The terms metabolic "reprogramming" and "rewiring" have emerged to describe the increasingly emphasized metabolic changes in cancer cells. However, they have been used interchangeably without appreciation for their mechanistic distinction and biological implications. Dr. Chen and his team were the first to clearly define and distinguish them. They have accomplished a series of work that lays the foundation for a novel notion that "metabolic reprogramming" should represent "software" changes in cancer cells and describe metabolic alterations that are normally induced by growth factors in proliferating cells, but "hijacked" by oncogenic signals; and "metabolic rewiring" should represent "hardware" changes and describe newly "forged" metabolic alterations due to "neo-function" of distinct oncogenic mutants, which are not found in normal cells. Thus, they propose that oncogenic mutations reprogram and rewire metabolic pathways, which could be "fueled" by diet/nutrition, providing a proliferative advantage to cancer.
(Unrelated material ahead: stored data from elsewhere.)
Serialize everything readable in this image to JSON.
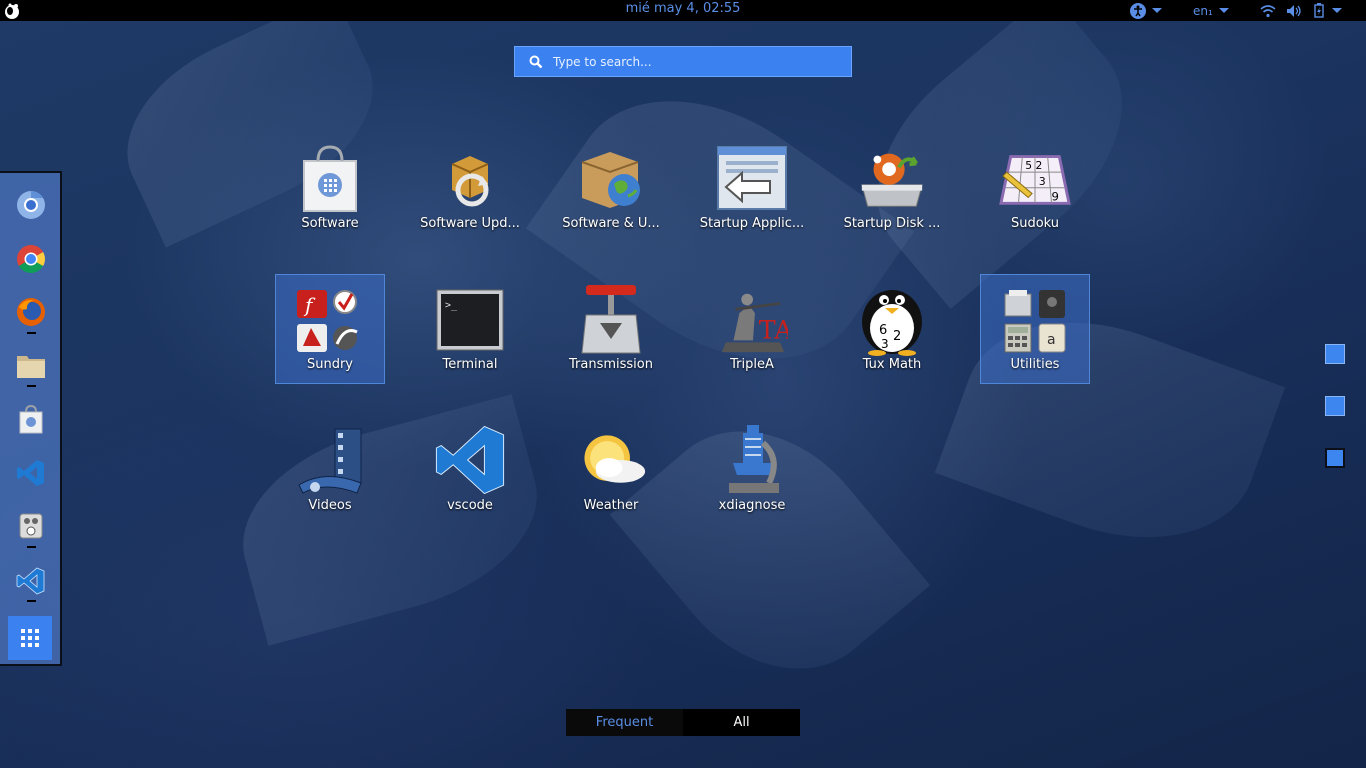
{
  "topbar": {
    "clock": "mié may  4, 02:55",
    "keyboard": "en₁",
    "icons": [
      "activities-icon",
      "accessibility-icon",
      "wifi-icon",
      "volume-icon",
      "battery-icon"
    ]
  },
  "search": {
    "placeholder": "Type to search..."
  },
  "dash": {
    "items": [
      "chromium",
      "chrome",
      "firefox",
      "files",
      "software",
      "vscode",
      "sound-recorder",
      "vscode-insiders"
    ],
    "show_apps": "show-apps"
  },
  "apps": [
    {
      "label": "Software",
      "icon": "software-bag-icon"
    },
    {
      "label": "Software Upd...",
      "icon": "software-update-icon"
    },
    {
      "label": "Software & U...",
      "icon": "software-sources-icon"
    },
    {
      "label": "Startup Applic...",
      "icon": "startup-applications-icon"
    },
    {
      "label": "Startup Disk ...",
      "icon": "startup-disk-icon"
    },
    {
      "label": "Sudoku",
      "icon": "sudoku-icon"
    },
    {
      "label": "Sundry",
      "icon": "sundry-folder-icon"
    },
    {
      "label": "Terminal",
      "icon": "terminal-icon"
    },
    {
      "label": "Transmission",
      "icon": "transmission-icon"
    },
    {
      "label": "TripleA",
      "icon": "triplea-icon"
    },
    {
      "label": "Tux Math",
      "icon": "tux-math-icon"
    },
    {
      "label": "Utilities",
      "icon": "utilities-folder-icon"
    },
    {
      "label": "Videos",
      "icon": "videos-icon"
    },
    {
      "label": "vscode",
      "icon": "vscode-icon"
    },
    {
      "label": "Weather",
      "icon": "weather-icon"
    },
    {
      "label": "xdiagnose",
      "icon": "xdiagnose-icon"
    }
  ],
  "tabs": {
    "frequent": "Frequent",
    "all": "All"
  },
  "colors": {
    "accent": "#3b82f0",
    "clock": "#5a8ee6",
    "panel": "#000000"
  }
}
Clearly distinguishing and characterizing metabolic "reprogramming" and "rewiring" in cancer cells will particularly inform therapy development as apparently targeting new "wiring" (e.g. IDH mutant inhibitors) in cancer cells will have minimal toxicity to normal cells. Moreover, exploring pathogenic links between diet and cancer patients harboring particular oncogenic mutations will provide new insights into development of a new concept that they named as "precision diet", which is specifically designed based on individual genetic background, including "personalized" diet with low cancer risk and "diet therapy" providing cancer prevention.

Their goal is to transition these novel approaches to a point where clinical benefit can be achieved for cancer patients through improved lifestyle and treatment. Three major directions include (1) Targeting mutation-specific, "synthetic lethal" metabolic partners and related "rewired" pathways in cancer; (2) Targeting diet-fueled metabolic "rewiring" in cancer; and (3) Targeting "reprogrammed" metal ion homeostasis and metabolism in cancer.